The Kaplan Scaling Laws identified three key variables that determine the performance of a language model:
Number of parameters in the machine learning model
Size of the training dataset
Compute required for the final training run (training compute)
In essence, the Kaplan Scaling Laws suggested that for every parameter in a model, you need about 1.7 text tokens in your training data. This insight provided a roadmap for creating increasingly powerful language models. For example, it indicated that a model with 175 billion parameters (like GPT-3) would require around 300 billion tokens of training data.
These laws helped explain why larger models like GPT-3 were so much more capable than their predecessors. They also set the stage for the next generation of even more massive models.
Chinchilla or Hoffman Scaling Laws: Optimizing the Balance
While the Kaplan Scaling Laws suggested that bigger was always better, researchers at DeepMind uncovered a more nuanced picture in 2022. Their paper, "Training Compute-Optimal Large Language Models," became known as the Chinchilla paper (named after the model it introduced) or the Hoffman Scaling Laws (after lead author Jordan Hoffman).
The Chinchilla paper revealed that many existing models were actually "undertrained" - they had too many parameters relative to the amount of training data used. The researchers found that a smaller model trained on more data could outperform a larger model trained on less data, even when using the same amount of compute.
This insight led to a reformulation of the optimal ratio between model size and training data. The Chinchilla laws suggested that for optimal performance, you should use about 20 tokens of training data per parameter - a significant increase from the 1.7 suggested by the Kaplan laws.
The implications of these findings are profound. Building ever-larger models is extremely expensive - estimates suggest that training GPT-3 cost around $10 million, while GPT-4 may have cost $100 million or more. Future "frontier" models like GPT-5 could cost billions to train.
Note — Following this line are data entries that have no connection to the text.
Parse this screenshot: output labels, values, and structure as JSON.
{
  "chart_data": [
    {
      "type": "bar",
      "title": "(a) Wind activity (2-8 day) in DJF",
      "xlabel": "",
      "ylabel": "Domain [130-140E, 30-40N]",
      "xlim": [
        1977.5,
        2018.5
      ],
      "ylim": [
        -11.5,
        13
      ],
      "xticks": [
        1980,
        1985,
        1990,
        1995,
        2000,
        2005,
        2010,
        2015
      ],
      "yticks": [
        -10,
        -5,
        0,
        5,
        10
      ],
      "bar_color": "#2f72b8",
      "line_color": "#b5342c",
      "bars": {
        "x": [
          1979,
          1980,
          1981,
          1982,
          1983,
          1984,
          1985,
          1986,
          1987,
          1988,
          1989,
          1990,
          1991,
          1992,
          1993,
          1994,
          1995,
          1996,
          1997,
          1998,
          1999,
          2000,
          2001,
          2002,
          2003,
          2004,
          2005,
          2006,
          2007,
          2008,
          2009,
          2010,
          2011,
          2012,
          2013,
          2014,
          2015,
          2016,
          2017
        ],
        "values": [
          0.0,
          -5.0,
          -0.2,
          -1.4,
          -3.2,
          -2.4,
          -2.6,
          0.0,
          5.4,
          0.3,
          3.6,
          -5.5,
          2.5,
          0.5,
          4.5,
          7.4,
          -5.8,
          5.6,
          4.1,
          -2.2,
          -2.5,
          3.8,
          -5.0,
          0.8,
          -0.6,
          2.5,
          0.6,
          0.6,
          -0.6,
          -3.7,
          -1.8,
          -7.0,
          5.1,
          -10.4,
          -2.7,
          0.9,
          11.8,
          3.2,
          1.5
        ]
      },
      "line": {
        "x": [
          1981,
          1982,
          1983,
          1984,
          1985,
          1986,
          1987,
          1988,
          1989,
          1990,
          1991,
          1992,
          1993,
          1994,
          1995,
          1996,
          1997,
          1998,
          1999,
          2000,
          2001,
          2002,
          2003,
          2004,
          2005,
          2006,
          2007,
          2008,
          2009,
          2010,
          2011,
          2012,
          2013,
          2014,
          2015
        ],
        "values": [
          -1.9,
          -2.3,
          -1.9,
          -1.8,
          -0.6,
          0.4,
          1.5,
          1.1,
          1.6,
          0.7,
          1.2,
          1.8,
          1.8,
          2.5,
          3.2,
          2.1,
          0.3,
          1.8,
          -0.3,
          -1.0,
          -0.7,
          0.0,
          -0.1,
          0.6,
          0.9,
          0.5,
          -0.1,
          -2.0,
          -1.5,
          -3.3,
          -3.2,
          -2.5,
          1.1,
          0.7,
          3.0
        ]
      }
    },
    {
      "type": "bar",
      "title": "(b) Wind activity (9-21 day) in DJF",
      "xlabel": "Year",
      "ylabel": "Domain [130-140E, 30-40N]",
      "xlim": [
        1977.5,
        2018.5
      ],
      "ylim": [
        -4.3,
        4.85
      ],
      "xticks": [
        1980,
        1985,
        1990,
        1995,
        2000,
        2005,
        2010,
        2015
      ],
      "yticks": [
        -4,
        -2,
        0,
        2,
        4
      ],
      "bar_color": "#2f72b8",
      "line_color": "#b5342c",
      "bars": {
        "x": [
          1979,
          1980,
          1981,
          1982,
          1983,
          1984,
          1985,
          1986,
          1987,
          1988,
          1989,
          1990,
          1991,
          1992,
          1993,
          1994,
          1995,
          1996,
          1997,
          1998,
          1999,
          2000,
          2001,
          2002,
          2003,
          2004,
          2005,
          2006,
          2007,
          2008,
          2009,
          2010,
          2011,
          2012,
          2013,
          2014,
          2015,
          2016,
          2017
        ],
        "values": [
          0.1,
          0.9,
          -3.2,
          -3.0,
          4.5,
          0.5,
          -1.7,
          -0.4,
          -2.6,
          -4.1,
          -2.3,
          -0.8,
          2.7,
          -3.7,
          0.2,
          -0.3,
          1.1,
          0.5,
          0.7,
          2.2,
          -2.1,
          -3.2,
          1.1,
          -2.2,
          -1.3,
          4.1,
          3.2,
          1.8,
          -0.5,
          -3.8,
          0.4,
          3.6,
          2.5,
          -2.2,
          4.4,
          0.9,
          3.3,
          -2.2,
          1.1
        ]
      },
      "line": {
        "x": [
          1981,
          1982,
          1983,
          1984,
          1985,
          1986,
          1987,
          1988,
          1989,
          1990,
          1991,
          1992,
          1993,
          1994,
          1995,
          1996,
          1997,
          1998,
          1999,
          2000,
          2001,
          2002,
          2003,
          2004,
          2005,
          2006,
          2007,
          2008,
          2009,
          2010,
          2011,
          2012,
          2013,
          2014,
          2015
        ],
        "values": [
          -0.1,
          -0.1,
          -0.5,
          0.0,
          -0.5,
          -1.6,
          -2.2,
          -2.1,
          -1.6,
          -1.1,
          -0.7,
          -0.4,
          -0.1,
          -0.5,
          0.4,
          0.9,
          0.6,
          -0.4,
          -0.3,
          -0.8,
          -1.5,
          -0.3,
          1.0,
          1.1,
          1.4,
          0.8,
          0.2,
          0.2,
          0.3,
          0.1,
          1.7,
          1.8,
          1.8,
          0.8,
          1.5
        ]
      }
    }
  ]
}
This escalating cost seemed to imply that only the largest tech companies would be able to compete in the race for more advanced AI.
Mosaic's Law: The Democratization of AI
Just when it seemed that AI development might become the exclusive domain of tech giants, a third law emerged to challenge this narrative. Naveen Rao, former CEO of MosaicML (now VP of GenAI at Databricks), observed a trend that he called "Mosaic's Law":
"A model of a certain capability will require 1/4 the [money] every year from [technological] advances. This means something that is $100m today goes to $25m next year goes to $6m in 2 yrs goes to $1.5m in 3 yrs."
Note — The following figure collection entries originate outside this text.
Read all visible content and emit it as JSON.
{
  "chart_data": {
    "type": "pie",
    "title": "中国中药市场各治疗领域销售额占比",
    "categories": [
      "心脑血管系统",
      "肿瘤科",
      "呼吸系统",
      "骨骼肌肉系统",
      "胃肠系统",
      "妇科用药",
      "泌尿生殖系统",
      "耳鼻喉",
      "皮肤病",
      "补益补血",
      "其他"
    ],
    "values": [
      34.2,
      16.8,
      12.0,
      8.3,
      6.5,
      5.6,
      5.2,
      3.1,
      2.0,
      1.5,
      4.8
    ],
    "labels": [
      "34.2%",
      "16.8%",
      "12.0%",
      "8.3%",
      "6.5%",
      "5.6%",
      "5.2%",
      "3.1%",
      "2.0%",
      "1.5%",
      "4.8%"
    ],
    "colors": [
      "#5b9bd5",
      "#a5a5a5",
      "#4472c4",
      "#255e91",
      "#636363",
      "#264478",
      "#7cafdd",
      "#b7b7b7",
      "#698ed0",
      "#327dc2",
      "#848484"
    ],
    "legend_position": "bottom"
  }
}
This observation is supported by research published in the paper "Algorithmic progress in language models," which found that the compute required to reach a set performance threshold in language models has halved approximately every 8 months since 2012.
Mosaic's Law suggests that while the cost of cutting-edge AI models may be skyrocketing, the cost of producing models with a given level of capability is rapidly decreasing. This trend could democratize AI development, allowing smaller players and open-source projects to remain competitive.
The AI Landscape in Flux
As we navigate the rapidly evolving landscape of AI, these three laws - Kaplan, Chinchilla, and Mosaic - provide valuable guideposts. The Kaplan Scaling Laws showed us the power of scale in AI development. The Chinchilla Laws refined our understanding, emphasizing the importance of balancing model size with training data. And Mosaic's Law offers hope for a more diverse and competitive AI ecosystem.
Together, these laws paint a picture of an AI future that is both exciting and uncertain. While the race for bigger and more powerful models continues, rapid algorithmic improvements are simultaneously making AI more accessible. As with Moore's Law before them, these new principles are not immutable laws of nature, but rather observations of current trends that could shape the future of AI development.